Rainy Day Rhubarb Muffins


I’ll never forget the first time I had these muffins. It was a cold, dark, dreary Oregon spring evening and I was sitting in my mother-in-law’s cozy kitchen out on the family farm. I was lamenting how confused I was about where my life was going and who I was supposed to be. While she quietly mixed the ingredients, she listened to my sorrows.

I was in a pretty melancholy state of mind, but as the smell of the muffins baking permeated the kitchen, I felt my spirits start to lift. Halfway into the first bite, my life looked a little less terrible.

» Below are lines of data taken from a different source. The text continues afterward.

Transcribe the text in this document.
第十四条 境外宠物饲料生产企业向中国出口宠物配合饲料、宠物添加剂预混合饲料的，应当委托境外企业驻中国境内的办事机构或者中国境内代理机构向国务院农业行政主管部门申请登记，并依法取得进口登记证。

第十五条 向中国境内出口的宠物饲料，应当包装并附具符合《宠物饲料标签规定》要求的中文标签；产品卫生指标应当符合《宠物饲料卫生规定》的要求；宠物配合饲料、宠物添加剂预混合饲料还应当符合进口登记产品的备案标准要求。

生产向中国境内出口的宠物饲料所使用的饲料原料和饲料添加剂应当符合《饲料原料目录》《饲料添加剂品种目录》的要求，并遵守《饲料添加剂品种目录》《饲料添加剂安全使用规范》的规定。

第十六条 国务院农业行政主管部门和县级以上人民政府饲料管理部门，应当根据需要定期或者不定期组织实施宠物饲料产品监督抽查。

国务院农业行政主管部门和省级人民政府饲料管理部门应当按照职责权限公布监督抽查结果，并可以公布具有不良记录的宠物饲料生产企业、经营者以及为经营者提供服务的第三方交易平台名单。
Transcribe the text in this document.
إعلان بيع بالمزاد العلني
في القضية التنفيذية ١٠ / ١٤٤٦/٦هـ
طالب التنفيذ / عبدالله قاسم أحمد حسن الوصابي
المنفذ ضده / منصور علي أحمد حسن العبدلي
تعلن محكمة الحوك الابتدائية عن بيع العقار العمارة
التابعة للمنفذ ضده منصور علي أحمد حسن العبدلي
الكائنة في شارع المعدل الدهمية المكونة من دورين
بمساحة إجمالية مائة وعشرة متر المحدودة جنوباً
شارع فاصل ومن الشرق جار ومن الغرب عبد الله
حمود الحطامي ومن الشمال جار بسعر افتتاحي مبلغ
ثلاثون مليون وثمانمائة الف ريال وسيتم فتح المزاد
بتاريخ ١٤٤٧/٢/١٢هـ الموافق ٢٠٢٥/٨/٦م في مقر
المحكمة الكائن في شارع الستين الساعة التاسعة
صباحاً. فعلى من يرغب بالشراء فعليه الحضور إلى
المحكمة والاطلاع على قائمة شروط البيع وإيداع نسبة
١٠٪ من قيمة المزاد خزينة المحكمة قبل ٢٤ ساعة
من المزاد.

The caramelized brown sugar in the muffins warms from the inside out, and the tart rhubarb adds just a touch of sunshine. Despite the rain outside and the dark cloud over my head, by the end of my first muffin I felt sufficiently comforted.

In that moment, my wise mother-in-law knew it wasn’t words of advice or direction that I was looking for. She saw that all I needed was a simple, sweet reminder of life’s goodness.

Now, whenever I’m feeling a bout of melancholy coming my way, I’ll mix up this sweet batter and cozy up to the oven with a cup of tea, anxiously awaiting my first bite.

Rainy Day Rhubarb Muffins
Author: Karen Martin
Serves: 12
  • 1 1/2 cups brown sugar
  • 1/2 cup canola (or coconut) oil
  • 1 egg
  • 2 tsp vanilla
  • 1 cup buttermilk
  • 1 1/2 cups rhubarb, small dice
  • 2 1/2 cups flour
  • 1 tsp soda
  • 1 tsp baking powder
  • 1 tsp cinnamon
  • 1/2 tsp salt
  1. Preheat oven to 400.
  2. Combine ingredients and bake 15-20 minutes. Makes about 12 muffins.